Recent advances in biotechnology allow researchers to measure
expression levels for thousands of genes simultaneously, across
different conditions and over time. Analysis of data produced by
such experiments offers potential insight into gene function and
regulatory mechanisms. A key step in the analysis of gene
expression data is the detection of groups of genes that manifest
similar expression patterns.
In this work we model this clustering problem by a projection problem on
graphs. Namely: for a given graph G(V,E), find a graph Q over V which is a
disjoint union of cliques and closest to G under this constraint. We
describe an algorithmic solution to this problem. We define an appropriate
stochastic model on the input; an underlying clique graph is contaminated by
randomly bringing edges up and down.
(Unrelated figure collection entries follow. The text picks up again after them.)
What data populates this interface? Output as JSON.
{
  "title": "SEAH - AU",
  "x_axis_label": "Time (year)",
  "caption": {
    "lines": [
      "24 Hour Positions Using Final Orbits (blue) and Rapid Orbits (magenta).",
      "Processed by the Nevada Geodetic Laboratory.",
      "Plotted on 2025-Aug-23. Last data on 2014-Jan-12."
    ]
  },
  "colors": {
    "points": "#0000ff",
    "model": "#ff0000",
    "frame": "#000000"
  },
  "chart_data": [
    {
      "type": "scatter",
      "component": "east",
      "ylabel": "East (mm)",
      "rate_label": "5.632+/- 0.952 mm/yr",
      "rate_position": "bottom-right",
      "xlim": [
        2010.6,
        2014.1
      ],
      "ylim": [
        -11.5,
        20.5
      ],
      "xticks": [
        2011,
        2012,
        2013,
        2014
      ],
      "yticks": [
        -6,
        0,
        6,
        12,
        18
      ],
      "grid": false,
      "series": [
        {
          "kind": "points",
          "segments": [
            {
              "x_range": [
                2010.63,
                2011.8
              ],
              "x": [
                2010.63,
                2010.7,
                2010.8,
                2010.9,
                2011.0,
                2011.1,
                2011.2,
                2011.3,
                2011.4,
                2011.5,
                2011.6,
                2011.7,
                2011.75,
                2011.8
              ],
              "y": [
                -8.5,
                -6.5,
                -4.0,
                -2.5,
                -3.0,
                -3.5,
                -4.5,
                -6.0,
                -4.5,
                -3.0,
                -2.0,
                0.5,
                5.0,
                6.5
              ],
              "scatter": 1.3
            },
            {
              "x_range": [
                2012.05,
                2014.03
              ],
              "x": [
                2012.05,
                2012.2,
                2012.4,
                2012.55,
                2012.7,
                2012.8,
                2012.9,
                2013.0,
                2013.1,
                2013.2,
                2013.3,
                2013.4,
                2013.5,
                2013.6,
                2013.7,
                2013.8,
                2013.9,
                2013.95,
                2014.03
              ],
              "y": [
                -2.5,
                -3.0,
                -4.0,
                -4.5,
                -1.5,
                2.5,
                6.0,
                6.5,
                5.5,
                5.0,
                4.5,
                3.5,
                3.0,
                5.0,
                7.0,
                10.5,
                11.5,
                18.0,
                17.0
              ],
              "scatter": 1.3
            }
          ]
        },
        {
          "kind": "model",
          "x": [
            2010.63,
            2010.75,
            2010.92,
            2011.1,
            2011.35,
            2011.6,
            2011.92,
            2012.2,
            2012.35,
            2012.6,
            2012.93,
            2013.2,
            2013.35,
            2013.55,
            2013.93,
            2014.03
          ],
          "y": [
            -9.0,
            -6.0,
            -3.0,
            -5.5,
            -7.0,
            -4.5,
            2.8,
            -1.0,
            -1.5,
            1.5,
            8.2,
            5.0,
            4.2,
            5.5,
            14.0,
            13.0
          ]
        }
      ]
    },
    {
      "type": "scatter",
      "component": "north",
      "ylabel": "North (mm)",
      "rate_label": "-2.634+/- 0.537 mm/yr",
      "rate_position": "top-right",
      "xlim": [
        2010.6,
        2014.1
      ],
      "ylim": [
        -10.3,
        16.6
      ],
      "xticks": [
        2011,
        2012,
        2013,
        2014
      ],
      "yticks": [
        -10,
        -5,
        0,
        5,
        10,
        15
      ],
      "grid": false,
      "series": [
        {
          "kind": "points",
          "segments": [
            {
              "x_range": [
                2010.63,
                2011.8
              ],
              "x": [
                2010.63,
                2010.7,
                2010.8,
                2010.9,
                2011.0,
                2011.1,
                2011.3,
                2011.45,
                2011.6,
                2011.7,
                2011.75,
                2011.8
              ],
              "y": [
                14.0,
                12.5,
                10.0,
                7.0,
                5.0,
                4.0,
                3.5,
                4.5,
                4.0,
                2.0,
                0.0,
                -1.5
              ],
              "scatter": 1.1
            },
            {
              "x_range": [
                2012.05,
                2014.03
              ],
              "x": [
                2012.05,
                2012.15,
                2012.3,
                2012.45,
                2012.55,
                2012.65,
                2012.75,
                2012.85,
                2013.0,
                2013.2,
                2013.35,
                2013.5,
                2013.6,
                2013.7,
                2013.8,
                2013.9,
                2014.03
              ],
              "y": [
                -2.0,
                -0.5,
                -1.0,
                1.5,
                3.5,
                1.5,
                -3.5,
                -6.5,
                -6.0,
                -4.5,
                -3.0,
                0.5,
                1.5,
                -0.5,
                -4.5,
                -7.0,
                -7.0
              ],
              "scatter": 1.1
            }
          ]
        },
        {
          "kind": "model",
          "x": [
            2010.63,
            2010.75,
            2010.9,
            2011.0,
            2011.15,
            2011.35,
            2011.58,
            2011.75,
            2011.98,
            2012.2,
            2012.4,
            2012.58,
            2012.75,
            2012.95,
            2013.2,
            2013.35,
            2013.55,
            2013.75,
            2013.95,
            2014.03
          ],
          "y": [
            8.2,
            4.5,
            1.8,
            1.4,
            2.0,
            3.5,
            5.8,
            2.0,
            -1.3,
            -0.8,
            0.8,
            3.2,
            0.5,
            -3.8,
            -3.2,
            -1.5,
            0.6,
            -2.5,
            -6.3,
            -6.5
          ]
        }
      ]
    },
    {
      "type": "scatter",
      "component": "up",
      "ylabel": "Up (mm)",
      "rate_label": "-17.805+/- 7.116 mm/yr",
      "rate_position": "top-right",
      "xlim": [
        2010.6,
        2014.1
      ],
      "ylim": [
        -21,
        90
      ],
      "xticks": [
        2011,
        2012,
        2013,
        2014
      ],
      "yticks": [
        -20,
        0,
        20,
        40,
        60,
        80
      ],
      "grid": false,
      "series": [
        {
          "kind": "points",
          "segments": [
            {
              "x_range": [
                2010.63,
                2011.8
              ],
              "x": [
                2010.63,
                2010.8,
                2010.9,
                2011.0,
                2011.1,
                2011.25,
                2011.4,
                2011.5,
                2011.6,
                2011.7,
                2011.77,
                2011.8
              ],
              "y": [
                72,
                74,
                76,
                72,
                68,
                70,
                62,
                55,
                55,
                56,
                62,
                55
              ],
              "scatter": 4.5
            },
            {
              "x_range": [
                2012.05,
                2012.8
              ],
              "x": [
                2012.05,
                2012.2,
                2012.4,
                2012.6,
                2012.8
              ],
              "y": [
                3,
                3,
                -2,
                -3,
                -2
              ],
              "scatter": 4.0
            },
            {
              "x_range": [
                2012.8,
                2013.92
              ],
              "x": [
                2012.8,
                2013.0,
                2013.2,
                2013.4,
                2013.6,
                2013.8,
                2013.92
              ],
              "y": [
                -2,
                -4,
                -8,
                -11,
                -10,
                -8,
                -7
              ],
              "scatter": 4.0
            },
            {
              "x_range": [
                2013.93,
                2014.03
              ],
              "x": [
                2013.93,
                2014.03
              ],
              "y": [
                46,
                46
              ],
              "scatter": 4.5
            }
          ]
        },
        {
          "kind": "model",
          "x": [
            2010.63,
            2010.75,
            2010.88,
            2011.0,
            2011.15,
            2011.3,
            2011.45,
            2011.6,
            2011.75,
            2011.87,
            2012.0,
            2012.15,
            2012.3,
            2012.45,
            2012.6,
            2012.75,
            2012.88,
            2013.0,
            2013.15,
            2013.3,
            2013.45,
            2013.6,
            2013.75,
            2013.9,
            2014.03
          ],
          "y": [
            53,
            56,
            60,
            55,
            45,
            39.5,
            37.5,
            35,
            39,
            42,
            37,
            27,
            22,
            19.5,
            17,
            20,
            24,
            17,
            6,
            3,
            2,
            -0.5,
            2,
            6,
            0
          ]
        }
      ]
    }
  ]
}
Under the conditions of the model, the
algorithm recovers the underlying clique graph with high probability. The
running time of the algorithm on an $n$-gene dataset is $O(n \log(n))$. Time
permitting, proofs for these claims will be given in the talk.
A practical heuristic based on the same algorithmic ideas will also be
discussed. Actual gene expression data examples and results from simulations
will be presented.
This is joint work with Amir Ben-Dor, Ron Shamir, and others.